EWMoE: An effective model for global weather forecasting with mixture-of-experts
Lihao Gan, Xin Man, Chenghong Zhang, Jie Shao
TL;DR
The paper tackles fast, accurate global weather forecasting under data and compute constraints. It introduces EWMoE, a ViT-based encoder–decoder augmented with a 3D absolute position embedding, a sparse Mixture-of-Experts layer, and specialized load-balancing and position-aware losses. On ERA5 with only two years of training data, EWMoE outperforms FourCastNet and ClimaX and matches Pangu-Weather and GraphCast on short-range forecasts while using far less data and GPU time; ablations show the MoE architecture and the 3D embedding as key contributors.

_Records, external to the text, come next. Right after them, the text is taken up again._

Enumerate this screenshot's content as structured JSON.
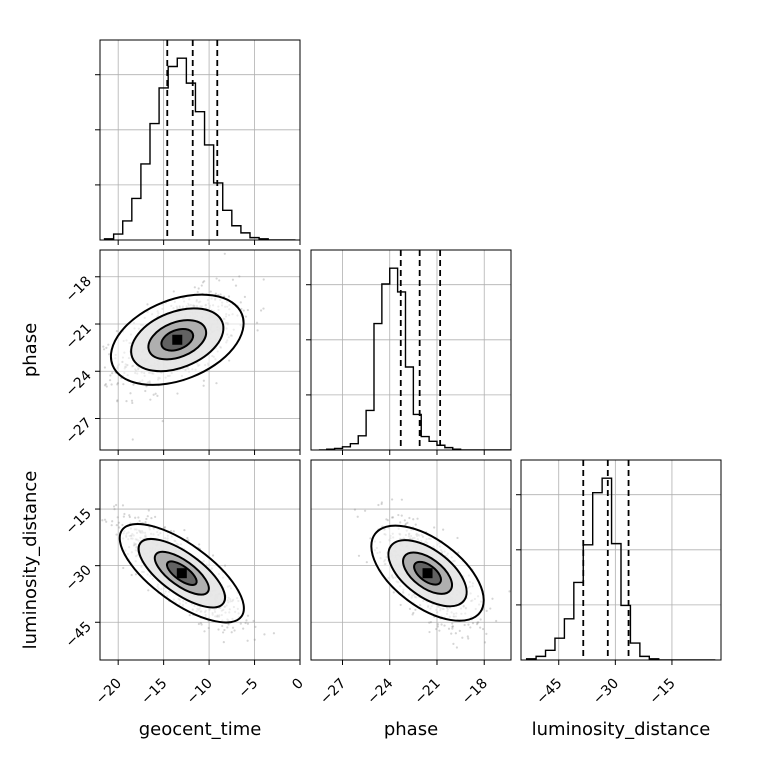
{
  "chart_data": {
    "type": "corner",
    "parameters": [
      "geocent_time",
      "phase",
      "luminosity_distance"
    ],
    "axis_labels": {
      "x": [
        "geocent_time",
        "phase",
        "luminosity_distance"
      ],
      "y": [
        "",
        "phase",
        "luminosity_distance"
      ]
    },
    "ranges": {
      "geocent_time": [
        -22,
        0
      ],
      "phase": [
        -29,
        -16.3
      ],
      "luminosity_distance": [
        -55,
        -2
      ]
    },
    "ticks": {
      "geocent_time": [
        -20,
        -15,
        -10,
        -5,
        0
      ],
      "phase": [
        -27,
        -24,
        -21,
        -18
      ],
      "luminosity_distance": [
        -45,
        -30,
        -15
      ]
    },
    "grid": true,
    "quantiles": {
      "geocent_time": [
        -14.6,
        -11.8,
        -9.1
      ],
      "phase": [
        -23.3,
        -22.1,
        -20.8
      ],
      "luminosity_distance": [
        -38.5,
        -32.0,
        -26.5
      ]
    },
    "histograms": {
      "geocent_time": {
        "bin_start": -21.5,
        "bin_width": 1.0,
        "counts": [
          1,
          5,
          16,
          35,
          64,
          98,
          128,
          146,
          153,
          132,
          108,
          80,
          48,
          25,
          12,
          6,
          2,
          1,
          0,
          0,
          0
        ]
      },
      "phase": {
        "bin_start": -28.5,
        "bin_width": 0.5,
        "counts": [
          0,
          1,
          2,
          4,
          8,
          18,
          50,
          160,
          210,
          230,
          200,
          105,
          45,
          17,
          11,
          6,
          3,
          1,
          0,
          0,
          0,
          0,
          0,
          0,
          0
        ]
      },
      "luminosity_distance": {
        "bin_start": -53.5,
        "bin_width": 2.5,
        "counts": [
          1,
          3,
          8,
          18,
          34,
          64,
          95,
          138,
          150,
          96,
          45,
          14,
          3,
          1,
          0,
          0,
          0,
          0,
          0,
          0
        ]
      }
    },
    "peaks_2d": {
      "phase_vs_geocent_time": [
        -13.5,
        -22.0
      ],
      "luminosity_distance_vs_geocent_time": [
        -13.0,
        -32.0
      ],
      "luminosity_distance_vs_phase": [
        -21.6,
        -32.0
      ]
    }
  }
}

The work demonstrates that combining geometry-aware representations with sparse, scalable capacity can significantly improve weather forecasts and resource efficiency, with potential applicability to broader climate modeling tasks.
Abstract
Weather forecasting is a crucial task for meteorologic research, with direct social and economic impacts. Recently, data-driven weather forecasting models based on deep learning have shown great potential, achieving superior performance compared with traditional numerical weather prediction methods. However, these models often require massive training data and computational resources. In this paper, we propose EWMoE, an effective model for accurate global weather forecasting, which requires significantly less training data and computational resources. Our model incorporates three key components to enhance prediction accuracy: 3D absolute position embedding, a core Mixture-of-Experts (MoE) layer, and two specific loss functions. We conduct our evaluation on the ERA5 dataset using only two years of training data. Extensive experiments demonstrate that EWMoE outperforms current models such as FourCastNet and ClimaX at all forecast time, achieving competitive performance compared with the state-of-the-art models Pangu-Weather and GraphCast in evaluation metrics such as Anomaly Correlation Coefficient (ACC) and Root Mean Square Error (RMSE). Additionally, ablation studies indicate that applying the MoE architecture to weather forecasting offers significant advantages in improving accuracy and resource efficiency. Code is available at https://github.com/Tomoyi/EWMoE.